Just like Global Foundries and just like we anticipated when I bought in Soitec months ago, the legacy verticals hurt its profile and will make the company looks like a dying one instead of what it is really, a transitioning one. Smart money might stop at this or not be able to invest yet as the profile doesn’t meet their requirement, but it doesn’t mean the narrative isn’t here.
Those are temporary setbacks until photonics become large enough to generate enough growth , or other verticals stabilize - which doesn’t seem to be the case. Management is dealing with this period as they should, with sane financial decisions to reduce spending, focus on its balance sheet and its production towards future core products: AI & Cloud photonics.
They confirmed that manufacturing capacity from those legacy verticals could be re-allocated towards other hardware, under more demand - understand photonics here, at low cost and short timeframes. In plain English: slow demand for other verticals means they are ready to use it to scale photonics more rapidly.

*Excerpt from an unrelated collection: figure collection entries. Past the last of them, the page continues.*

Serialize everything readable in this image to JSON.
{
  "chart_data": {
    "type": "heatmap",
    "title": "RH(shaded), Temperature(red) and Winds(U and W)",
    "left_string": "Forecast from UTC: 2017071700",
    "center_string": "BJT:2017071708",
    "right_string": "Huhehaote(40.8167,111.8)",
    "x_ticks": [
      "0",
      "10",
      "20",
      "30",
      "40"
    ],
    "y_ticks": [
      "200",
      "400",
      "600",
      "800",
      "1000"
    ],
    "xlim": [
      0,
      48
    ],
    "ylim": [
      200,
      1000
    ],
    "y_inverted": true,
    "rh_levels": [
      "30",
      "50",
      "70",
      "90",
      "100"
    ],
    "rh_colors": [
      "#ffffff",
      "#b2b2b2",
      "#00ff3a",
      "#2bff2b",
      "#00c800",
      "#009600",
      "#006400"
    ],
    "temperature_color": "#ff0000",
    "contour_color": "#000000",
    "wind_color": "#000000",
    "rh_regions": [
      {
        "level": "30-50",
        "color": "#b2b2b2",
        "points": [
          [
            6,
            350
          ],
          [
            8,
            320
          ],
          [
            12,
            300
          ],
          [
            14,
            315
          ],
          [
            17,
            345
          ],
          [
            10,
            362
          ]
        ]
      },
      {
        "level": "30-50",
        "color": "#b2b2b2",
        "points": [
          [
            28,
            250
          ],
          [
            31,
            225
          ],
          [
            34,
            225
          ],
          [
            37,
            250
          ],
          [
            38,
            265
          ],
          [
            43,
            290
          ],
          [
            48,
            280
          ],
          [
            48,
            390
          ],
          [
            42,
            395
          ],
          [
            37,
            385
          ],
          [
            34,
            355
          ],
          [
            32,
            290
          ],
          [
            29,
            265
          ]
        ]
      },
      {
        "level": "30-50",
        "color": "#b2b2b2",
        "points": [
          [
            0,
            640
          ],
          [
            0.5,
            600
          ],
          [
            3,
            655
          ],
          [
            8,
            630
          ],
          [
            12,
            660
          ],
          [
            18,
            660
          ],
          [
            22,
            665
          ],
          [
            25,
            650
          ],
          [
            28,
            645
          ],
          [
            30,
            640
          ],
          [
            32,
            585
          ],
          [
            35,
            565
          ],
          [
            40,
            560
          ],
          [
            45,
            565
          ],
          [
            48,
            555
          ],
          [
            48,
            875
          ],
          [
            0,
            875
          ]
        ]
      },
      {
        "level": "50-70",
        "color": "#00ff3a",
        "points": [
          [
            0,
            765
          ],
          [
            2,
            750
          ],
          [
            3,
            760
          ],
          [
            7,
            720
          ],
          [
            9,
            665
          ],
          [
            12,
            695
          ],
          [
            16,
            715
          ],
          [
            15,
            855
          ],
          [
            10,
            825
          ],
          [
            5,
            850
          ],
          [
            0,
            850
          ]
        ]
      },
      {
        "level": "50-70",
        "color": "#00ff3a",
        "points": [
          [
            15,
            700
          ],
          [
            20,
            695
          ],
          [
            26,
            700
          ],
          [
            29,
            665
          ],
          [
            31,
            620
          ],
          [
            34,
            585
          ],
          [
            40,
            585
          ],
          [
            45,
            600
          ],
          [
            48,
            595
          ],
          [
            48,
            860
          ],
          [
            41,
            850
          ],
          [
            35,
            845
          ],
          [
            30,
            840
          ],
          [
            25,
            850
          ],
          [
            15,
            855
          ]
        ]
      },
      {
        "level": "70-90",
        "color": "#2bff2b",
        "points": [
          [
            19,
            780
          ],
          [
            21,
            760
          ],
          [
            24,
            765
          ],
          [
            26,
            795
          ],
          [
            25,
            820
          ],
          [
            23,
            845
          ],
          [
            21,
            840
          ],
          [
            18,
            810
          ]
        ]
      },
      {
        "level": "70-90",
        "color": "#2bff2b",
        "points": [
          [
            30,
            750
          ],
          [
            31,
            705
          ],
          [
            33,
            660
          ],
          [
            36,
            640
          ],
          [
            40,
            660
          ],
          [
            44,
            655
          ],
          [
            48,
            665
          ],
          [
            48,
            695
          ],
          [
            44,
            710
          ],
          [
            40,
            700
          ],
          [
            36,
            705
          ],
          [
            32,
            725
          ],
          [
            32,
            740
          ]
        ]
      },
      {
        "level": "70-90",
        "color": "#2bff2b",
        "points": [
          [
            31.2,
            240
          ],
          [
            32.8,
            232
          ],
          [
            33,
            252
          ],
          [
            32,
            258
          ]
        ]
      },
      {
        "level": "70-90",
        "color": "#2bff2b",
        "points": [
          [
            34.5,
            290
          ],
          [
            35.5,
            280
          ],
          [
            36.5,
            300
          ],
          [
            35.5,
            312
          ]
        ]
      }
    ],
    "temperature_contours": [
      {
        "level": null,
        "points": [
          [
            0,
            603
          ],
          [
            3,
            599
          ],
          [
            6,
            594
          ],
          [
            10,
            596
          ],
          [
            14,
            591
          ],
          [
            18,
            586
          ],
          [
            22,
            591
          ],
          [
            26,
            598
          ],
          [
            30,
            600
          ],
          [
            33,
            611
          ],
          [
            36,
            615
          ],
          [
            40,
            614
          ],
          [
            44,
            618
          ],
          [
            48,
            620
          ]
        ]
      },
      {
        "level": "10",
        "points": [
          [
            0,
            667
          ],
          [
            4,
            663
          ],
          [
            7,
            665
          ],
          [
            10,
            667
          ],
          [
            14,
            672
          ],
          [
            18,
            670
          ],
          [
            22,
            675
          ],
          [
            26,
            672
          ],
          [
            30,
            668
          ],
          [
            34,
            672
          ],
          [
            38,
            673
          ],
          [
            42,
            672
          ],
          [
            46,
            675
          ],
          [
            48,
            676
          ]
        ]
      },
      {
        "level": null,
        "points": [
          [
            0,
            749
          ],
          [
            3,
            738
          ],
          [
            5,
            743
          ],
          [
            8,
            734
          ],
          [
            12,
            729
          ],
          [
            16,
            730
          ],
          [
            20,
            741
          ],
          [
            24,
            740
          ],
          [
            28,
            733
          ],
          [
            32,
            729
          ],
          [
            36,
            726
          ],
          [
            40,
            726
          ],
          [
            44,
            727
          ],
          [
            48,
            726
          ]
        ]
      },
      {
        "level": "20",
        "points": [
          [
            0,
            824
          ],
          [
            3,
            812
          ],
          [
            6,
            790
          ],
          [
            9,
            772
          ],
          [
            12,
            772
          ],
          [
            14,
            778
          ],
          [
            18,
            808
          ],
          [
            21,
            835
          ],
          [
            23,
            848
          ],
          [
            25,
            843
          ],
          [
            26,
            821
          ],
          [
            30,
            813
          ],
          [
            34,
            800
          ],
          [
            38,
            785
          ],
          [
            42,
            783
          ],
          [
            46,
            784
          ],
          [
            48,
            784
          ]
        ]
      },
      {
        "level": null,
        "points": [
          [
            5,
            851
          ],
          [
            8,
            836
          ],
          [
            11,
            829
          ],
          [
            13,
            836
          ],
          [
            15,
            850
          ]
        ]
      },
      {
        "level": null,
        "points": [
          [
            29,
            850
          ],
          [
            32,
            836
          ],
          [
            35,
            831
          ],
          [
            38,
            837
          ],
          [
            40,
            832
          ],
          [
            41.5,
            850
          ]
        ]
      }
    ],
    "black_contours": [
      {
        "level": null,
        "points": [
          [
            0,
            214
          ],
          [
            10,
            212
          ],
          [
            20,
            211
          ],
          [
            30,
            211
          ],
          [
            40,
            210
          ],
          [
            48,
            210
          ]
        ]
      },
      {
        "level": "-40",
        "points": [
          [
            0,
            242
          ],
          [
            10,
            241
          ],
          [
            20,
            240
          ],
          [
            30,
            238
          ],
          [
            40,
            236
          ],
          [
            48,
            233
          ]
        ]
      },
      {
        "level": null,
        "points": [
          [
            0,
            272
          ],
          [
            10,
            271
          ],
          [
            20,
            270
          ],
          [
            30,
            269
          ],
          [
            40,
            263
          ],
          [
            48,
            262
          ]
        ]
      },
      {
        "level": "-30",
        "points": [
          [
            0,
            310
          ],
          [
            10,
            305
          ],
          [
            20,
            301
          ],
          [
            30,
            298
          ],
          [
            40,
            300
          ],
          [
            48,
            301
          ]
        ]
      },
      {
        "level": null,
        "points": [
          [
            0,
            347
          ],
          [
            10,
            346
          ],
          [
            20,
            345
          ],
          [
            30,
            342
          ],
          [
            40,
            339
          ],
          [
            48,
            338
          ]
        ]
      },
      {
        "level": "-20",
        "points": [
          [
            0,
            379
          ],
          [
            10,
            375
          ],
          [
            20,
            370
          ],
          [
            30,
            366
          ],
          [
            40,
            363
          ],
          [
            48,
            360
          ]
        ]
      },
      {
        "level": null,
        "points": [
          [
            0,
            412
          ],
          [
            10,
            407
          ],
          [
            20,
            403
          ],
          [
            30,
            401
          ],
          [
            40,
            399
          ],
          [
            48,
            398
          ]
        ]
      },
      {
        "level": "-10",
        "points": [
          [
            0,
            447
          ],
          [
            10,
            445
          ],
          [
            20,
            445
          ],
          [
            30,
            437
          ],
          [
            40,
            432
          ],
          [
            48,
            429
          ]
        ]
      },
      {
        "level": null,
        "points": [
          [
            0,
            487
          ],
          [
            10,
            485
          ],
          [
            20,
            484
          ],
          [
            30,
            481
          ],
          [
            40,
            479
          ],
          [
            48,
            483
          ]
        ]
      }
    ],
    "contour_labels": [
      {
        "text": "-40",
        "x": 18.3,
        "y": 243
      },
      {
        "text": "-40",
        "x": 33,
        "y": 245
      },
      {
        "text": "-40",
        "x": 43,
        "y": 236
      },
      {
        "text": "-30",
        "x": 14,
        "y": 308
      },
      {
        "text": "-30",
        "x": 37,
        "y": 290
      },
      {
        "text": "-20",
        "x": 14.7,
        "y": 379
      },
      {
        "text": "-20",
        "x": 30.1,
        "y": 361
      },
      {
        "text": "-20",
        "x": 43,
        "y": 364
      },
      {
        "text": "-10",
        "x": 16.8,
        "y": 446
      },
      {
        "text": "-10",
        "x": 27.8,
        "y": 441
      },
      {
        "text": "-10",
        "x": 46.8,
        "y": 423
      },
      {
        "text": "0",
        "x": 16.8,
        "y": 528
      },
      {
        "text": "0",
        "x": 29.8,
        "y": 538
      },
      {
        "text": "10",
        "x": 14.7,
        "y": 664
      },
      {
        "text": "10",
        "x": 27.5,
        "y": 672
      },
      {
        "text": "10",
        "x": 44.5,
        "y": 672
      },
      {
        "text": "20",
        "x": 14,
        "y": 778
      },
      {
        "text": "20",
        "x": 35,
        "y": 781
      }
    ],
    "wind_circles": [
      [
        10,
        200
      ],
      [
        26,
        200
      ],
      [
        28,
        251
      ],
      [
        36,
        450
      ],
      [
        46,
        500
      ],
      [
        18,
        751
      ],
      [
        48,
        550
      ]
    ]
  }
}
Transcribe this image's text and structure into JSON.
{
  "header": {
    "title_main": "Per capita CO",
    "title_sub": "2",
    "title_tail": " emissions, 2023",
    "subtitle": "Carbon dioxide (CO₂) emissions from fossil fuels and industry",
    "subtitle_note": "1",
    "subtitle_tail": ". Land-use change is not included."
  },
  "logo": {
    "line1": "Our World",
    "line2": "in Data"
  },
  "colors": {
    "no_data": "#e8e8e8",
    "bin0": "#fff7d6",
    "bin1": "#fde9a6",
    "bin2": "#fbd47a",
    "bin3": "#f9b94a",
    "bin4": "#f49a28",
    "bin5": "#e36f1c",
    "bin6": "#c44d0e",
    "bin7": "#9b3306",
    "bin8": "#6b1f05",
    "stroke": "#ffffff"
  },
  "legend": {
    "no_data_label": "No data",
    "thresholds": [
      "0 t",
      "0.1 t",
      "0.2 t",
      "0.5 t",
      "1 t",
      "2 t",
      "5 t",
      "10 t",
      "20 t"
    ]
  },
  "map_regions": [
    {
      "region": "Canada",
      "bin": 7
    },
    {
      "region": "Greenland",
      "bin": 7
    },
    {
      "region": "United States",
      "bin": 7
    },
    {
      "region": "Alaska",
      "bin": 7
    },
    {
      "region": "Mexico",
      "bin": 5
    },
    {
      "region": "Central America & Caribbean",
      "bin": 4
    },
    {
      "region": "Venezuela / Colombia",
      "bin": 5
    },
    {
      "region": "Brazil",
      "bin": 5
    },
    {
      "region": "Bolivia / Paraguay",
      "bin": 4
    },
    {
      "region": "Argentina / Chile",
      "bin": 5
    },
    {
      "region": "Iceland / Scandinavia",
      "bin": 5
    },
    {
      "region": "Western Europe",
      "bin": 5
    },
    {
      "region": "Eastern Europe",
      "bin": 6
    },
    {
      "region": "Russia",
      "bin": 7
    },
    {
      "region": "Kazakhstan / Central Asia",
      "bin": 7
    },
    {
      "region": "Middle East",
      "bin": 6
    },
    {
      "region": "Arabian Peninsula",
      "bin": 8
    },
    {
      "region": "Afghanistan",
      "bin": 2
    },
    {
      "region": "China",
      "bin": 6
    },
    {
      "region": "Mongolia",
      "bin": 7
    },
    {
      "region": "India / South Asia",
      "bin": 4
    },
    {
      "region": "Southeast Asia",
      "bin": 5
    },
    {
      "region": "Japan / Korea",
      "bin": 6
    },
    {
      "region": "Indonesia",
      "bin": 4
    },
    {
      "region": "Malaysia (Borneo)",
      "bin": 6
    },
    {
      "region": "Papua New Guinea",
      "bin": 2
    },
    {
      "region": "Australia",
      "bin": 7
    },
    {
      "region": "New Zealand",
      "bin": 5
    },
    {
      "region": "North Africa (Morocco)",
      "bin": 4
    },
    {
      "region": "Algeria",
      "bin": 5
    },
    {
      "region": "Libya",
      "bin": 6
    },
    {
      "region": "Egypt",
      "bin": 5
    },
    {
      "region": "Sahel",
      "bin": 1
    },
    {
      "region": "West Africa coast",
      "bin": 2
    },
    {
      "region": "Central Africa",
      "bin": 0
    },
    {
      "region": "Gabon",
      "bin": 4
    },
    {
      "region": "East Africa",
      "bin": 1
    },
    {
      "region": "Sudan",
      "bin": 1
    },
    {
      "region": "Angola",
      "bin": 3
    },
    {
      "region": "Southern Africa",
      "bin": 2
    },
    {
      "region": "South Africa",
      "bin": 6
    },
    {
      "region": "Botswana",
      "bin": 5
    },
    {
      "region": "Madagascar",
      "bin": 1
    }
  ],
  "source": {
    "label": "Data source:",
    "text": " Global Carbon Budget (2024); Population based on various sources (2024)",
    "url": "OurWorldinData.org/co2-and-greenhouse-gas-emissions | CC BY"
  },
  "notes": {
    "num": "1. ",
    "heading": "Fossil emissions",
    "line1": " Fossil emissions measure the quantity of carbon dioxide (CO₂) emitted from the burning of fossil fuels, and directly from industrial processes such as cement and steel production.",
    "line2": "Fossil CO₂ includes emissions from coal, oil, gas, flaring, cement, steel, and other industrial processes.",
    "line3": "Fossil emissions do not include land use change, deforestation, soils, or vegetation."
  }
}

We can scale by reallocating fungible SOI capacity already installed without years of capacity ramp and qualification.
This decline is legacy demand might end up being a blessing.
So if you focused on financials without looking at the context, sure, this quarter looked shit. But when you add context, fundamentals and market trends, well… A shitty quarter becomes the confirmation of a bull case. It will take time to materialize, but the market will continue to anticipate it.
Because that’s what markets do, they anticipate.